The crystalline hydrate $\mathrm{Cd}\left(\mathrm{NO}_{3}\right)_{2} \cdot 4 \mathrm{H}_{2} \mathrm{O}(s)$ loses water when placed in a large, closed, dry vessel at room temperature: $$ \mathrm{Cd}\left(\mathrm{NO}_{3}\right)_{2} \cdot 4 \mathrm{H}_{2} \mathrm{O}(s) \longrightarrow \mathrm{Cd}\left(\mathrm{NO}_{3}\right)_{2}(s)+4 \mathrm{H}_{2} \mathrm{O}(g) $$ This process is spontaneous and \(\Delta H^{\circ}\) is positive at room temperature. (a) What is the sign of \(\Delta S^{\circ}\) at room temperature? (b) If the hydrated compound is placed in a large, closed vessel that already contains a large amount of water vapor, does \(\Delta S^{\circ}\) change for this reaction at room temperature?

The relationship between Gibbs free energy (\(\Delta G^{\circ}\)), enthalpy (\(\Delta H^{\circ}\)), and entropy (\(\Delta S^{\circ}\)) is given by the equation: \[\Delta G^{\circ} = \Delta H^{\circ} - T\Delta S^{\circ}\] Since the process is spontaneous, the change in Gibbs free energy (\(\Delta G^{\circ}\)) must be negative. We are given that the change in enthalpy (\(\Delta H^{\circ}\)) is positive for this process. The only way to satisfy a negative value for \(\Delta G^{\circ}\) is if the term \(T\Delta S^{\circ}\) is greater in magnitude than \(\Delta H^{\circ}\) and therefore has a positive value: \[\Delta H^{\circ} - T\Delta S^{\circ} < 0 \Rightarrow T\Delta S^{\circ} > \Delta H^{\circ}\] Since room temperature is a positive value, the change in entropy (\(\Delta S^{\circ}\)) must also be positive to satisfy the inequality. Thus, we can conclude that: (a) \(\Delta S^{\circ}\) is positive at room temperature.

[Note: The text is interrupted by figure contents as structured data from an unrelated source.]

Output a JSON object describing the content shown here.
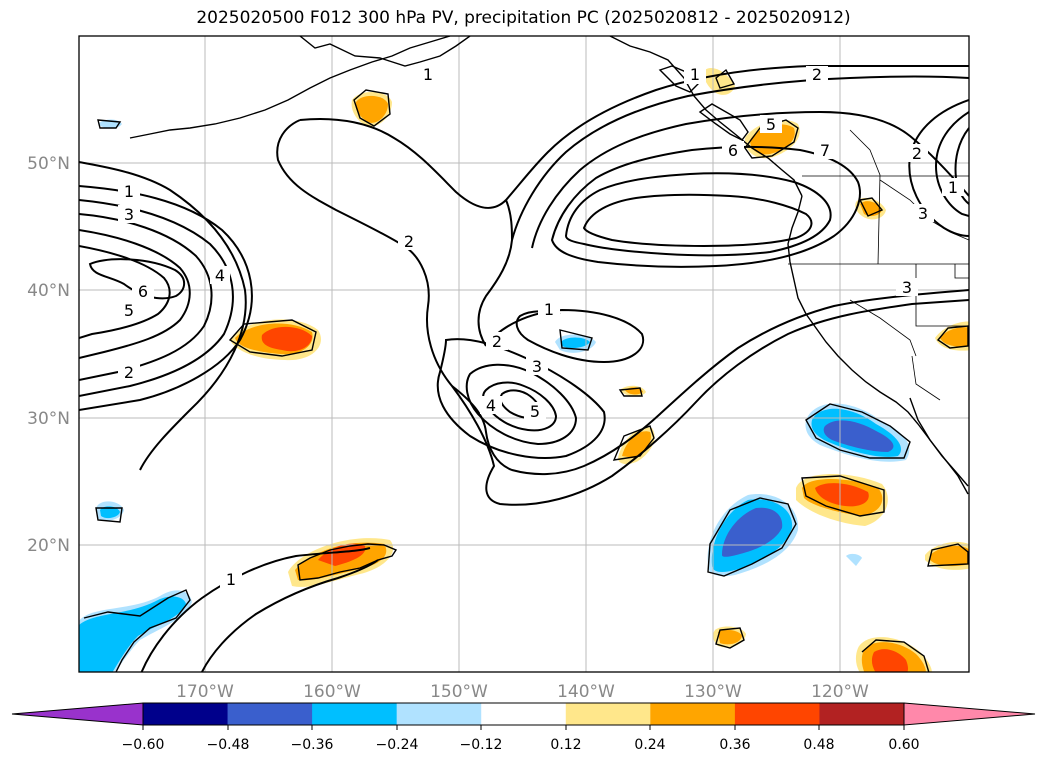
{
  "title": "2025020500 F012 300 hPa PV, precipitation PC (2025020812 - 2025020912)",
  "lat_labels": [
    "50°N",
    "40°N",
    "30°N",
    "20°N"
  ],
  "lon_labels": [
    "170°W",
    "160°W",
    "150°W",
    "140°W",
    "130°W",
    "120°W"
  ],
  "colorbar": {
    "ticks": [
      "−0.60",
      "−0.48",
      "−0.36",
      "−0.24",
      "−0.12",
      "0.12",
      "0.24",
      "0.36",
      "0.48",
      "0.60"
    ],
    "colors": {
      "under": "#9932cc",
      "bins": [
        "#00008b",
        "#3a5fcd",
        "#00bfff",
        "#b0e2ff",
        "#ffffff",
        "#ffe78b",
        "#ffa500",
        "#ff4500",
        "#b22222"
      ],
      "over": "#ff88aa"
    }
  },
  "pv_labels": [
    "1",
    "3",
    "6",
    "5",
    "2",
    "4",
    "2",
    "1",
    "2",
    "3",
    "4",
    "5",
    "1",
    "2",
    "5",
    "6",
    "7",
    "2",
    "1",
    "3",
    "3",
    "1",
    "1"
  ]
}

Placing the hydrated compound in a large, closed vessel already containing a large amount of water vapor will not change the intrinsic change in entropy (\(\Delta S^{\circ}\)) as \(\Delta S^{\circ}\) depends on the reaction itself and not on the initial conditions of the system. However, it can potentially affect partial pressures of the water below and above the hydrate, which in turn can affect the spontaneity of the process. Nevertheless, the intrinsic change in entropy at room temperature for the reaction will remain the same. Therefore, we can conclude that: (b) No, placing the hydrated compound in a large, closed vessel already containing a large amount of water vapor does not change the intrinsic entropy change (\(\Delta S^{\circ}\)) of the reaction at room temperature.